Pacing Evaluation-Atrial SUpport Study in Cardiac Resynchronization Therapy (PEGASUS CRT): design and rationale

BACKGROUND: Cardiac resynchronization therapy (CRT) has been demonstrated to be an effective heart failure (HF) therapy. All pivotal trials of CRT to date have used atrial-synchronous biventricular pacing wherein there is no or minimal atrial pacing. In clinical practice, however, physicians often program CRT devices to have atrial rate support pacing, either by increasing the lower rate limit or by activating the rate sensor. OBJECTIVE: The purpose of this study is to evaluate the effect of empiric atrial support pacing in patients with HF who have received a CRT defibrillator (CRT-D) device.

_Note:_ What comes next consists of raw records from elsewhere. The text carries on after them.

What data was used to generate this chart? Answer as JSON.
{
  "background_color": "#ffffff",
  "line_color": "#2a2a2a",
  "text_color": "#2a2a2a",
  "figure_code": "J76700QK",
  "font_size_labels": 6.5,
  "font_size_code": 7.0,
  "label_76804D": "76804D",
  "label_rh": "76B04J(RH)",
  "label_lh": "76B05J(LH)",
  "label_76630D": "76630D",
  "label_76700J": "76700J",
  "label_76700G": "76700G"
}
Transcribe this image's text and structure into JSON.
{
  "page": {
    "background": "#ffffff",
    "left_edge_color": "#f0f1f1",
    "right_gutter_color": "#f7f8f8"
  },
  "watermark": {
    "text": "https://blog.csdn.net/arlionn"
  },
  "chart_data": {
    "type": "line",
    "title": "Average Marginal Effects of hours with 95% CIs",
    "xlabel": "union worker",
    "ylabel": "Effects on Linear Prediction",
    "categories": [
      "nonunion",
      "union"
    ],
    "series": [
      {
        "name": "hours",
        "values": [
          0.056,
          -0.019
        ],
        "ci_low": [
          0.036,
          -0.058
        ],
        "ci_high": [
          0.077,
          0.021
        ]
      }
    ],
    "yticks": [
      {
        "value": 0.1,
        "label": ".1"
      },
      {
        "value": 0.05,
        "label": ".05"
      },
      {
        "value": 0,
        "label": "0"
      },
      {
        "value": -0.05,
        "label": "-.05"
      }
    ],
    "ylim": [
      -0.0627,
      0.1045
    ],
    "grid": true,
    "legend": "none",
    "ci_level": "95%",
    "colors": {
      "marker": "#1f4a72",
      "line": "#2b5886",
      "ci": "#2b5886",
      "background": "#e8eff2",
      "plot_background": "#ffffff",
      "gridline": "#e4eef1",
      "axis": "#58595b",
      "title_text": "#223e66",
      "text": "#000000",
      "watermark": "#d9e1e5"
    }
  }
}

METHODS: PEGASUS CRT is a multicenter, 3-arm, randomized clinical trial of approximately 1200 patients receiving a CRT-D device. For the first 6 weeks after implant, devices are programmed to DDD with a lower rate limit of 40 beats/min. At 6 weeks, patients are randomized to DDD-40, DDD-70, or DDDR-40. All randomized patients are followed for 1 year, and at each visit, mortality, HF events, quality of life, New York Heart Association class, and atrial and ventricular arrhythmic episodes are evaluated. An exercise substudy will also be conducted, enrolling a minimum of 375 patients. Patients in this substudy will complete 2 cardiopulmonary exercise tests to evaluate the effect pacing mode has on exercise capacity. This randomized controlled trial will address whether empiric atrial support pacing is of clinical benefit to patients with HF who receive a CRT-D device.